Swiss-based luxury goods company Richemont [JSE: CFR], which is chaired by SA billionaire Johann Rupert, is placing about R40 billion worth of bonds on the market to bolster its liquidity and for the long term development of its Maisons and businesses.
“Whilst Richemont has a robust balance sheet and more than adequate cash resources, we view it prudent to secure additional liquidity to weather potentially tougher times ahead,” chief financial officer Burkhart Grund said in a statement on Tuesday.
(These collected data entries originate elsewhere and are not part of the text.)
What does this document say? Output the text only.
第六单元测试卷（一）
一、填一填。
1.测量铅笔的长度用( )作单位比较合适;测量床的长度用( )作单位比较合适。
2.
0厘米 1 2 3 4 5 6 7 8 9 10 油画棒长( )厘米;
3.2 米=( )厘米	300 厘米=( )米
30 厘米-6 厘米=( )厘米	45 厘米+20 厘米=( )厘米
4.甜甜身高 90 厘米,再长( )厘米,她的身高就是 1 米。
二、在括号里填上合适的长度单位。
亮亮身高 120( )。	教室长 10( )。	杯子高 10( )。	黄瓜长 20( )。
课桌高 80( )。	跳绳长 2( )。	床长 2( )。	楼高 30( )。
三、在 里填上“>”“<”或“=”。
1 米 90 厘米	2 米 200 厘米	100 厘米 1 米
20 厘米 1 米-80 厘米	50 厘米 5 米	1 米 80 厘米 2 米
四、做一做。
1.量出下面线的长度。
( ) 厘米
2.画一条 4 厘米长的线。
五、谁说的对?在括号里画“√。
Faced by a global collapse driven by lockdowns and the shutdown of the tourism industry, the luxury market fell by an estimated 25% in the first quarter of the year according to a report by global consultancy firm Bain & Company. The firm expects the slowdown to accelerate in the second quarter leading to a possible contraction of as much as 35% for the full year.
Reflecting the struggles in the luxury market, the 32-year old Richemont reported a profit slide for the year of 67% to about R18.6 billion.
Purple Group trading specialist Musa Makoni welcomed the move to raise liquidity.
“It (the transaction) will mainly help with providing a cash pile they can rely on, should they want to take on new ventures, or for working capital purposes,” he said, adding that the main challenge for most businesses during the Covid-19 pandemic is liquidity.
Market analyst Wayne McCurrie said Richemont was “very well” capitalised with no balance sheet and cash flow issues.
“They have been paying out high dividends over the last few years, but they have reduced this year as a result of the virus,” said McCurrie. “Interest rates are also very low at the moment and Richemont is taking advantage of this.”
The share price was trading 2.3% stronger on Tuesday afternoon and for the year is down 7.8%.
Reflecting on the impact of Covid-19, Rupert last week assured that its Maisons would “survive these difficult times” and be supported by the balance sheet. Rupert said there would be “headwinds” in the months ahead, given that the luxury industry depends on customers’ willingness to spend. Richemont, however, is expecting its Maisons and online shopping to pull it through the storm.
“Since our 462 boutiques in China have re-opened after the virus, we have seen strong demand. Equally, the steps we have taken in recent years to change the way we operate [will see] the Maisons well positioned,” Rupert said. “In times when tourist traffic is impacted by concerns over the virus, internet shopping has proven to be a key avenue and will remain key to the growth of our business,” he added.
Bain expects any recovery in the market to be led by the Chinese consumer, who’ll account for 50% of the market by 2025.